As described in a recent paper in the prestigious journal, Cell Metabolism, insulin peptides function in an autonomous manner to suppress secretion of insulin as a result of their binding to and activation of a receptor that is a member of the large family of olfactory (smell) receptors:

Autonomous sensing of the insulin peptide by an olfactory G protein-coupled receptor modulates glucose metabolism

When the investigators examined pancreatic islets for expression of members of the olfactory receptor family [all of which are members of the G protein-coupled receptor (GPCR) superfamily], they discovered that six were expressed in both human and mouse islets and that the levels of all six receptors increased in response to high glucose stimulation. However, only one receptor, encoded by the OLFR109 gene in mice and the OR12D3 gene in humans, was increased in all models of obesity and diabetes. Also, of the six olfactory receptors identified, only two, Olfr109 (human OR12D3) and Olfr110 (human OR5V1) were detected in the plasma membranes of cultured islet cells.

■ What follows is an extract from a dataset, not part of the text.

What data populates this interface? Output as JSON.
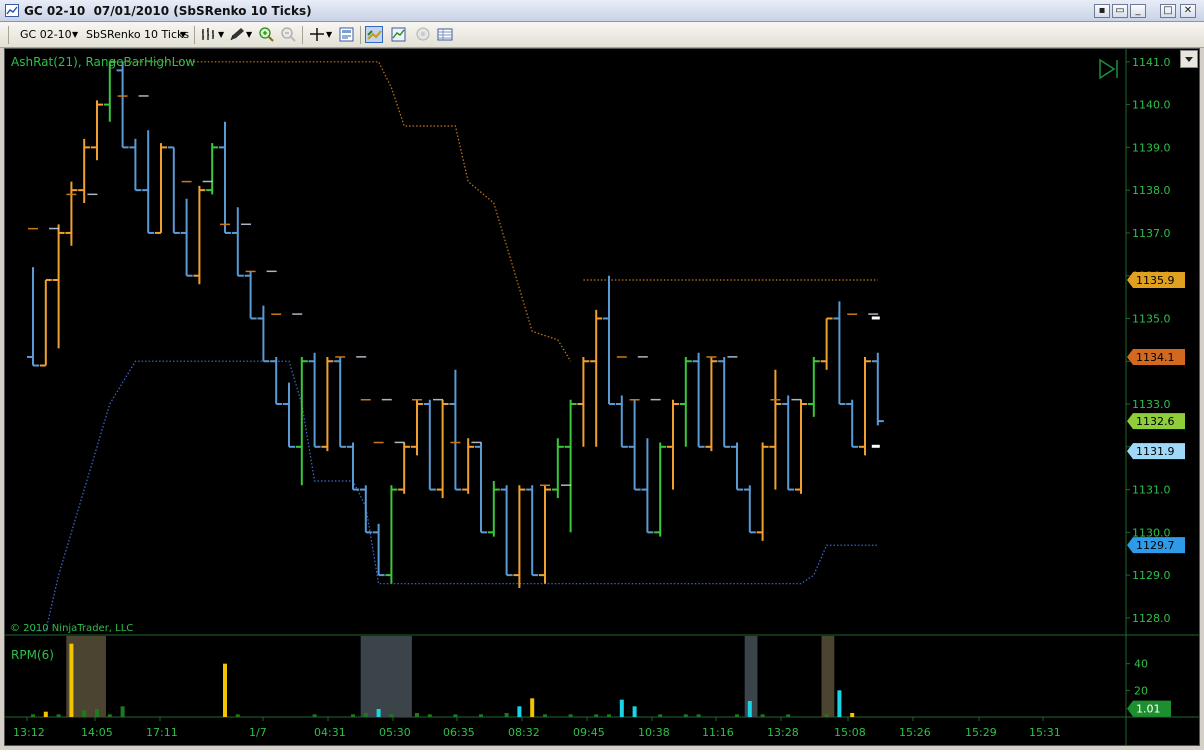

In mouse models of obesity and diabetes, the elimination of the Olfr109 receptor resulted in increased glucose homeostasis. In the obesity mouse model, where feeding a high-fat diet results in rapid weight gain, the loss of Olfr109 resulted in less weight gain and increased energy expenditure, and increased glucose utilization.

Equally significant for potential therapeutic intervention in humans is the fact that pharmacological blockade of Olfr109 function results in improved glucose homeostasis. These investigators used a pepducin as the inhibitor of the Olfr109 receptor. The pepducin class of molecules are lipopeptides (lipidated peptides) that consist of a fatty acid (most often the 16 carbon saturated fatty acid palmitic acid which is the most abundant fatty acid in the human circulation) attached to a short peptide of, usually, 16 amino acids or less.

TAKE HOME: New therapeutic potential in the treatment and prevention of type 2 diabetes and possible obesity, is now possible with this recent discovery of the role of GPCR of the olfactory receptor family contributing to the regulation of insulin synthesis and section by pancreatic β-cells.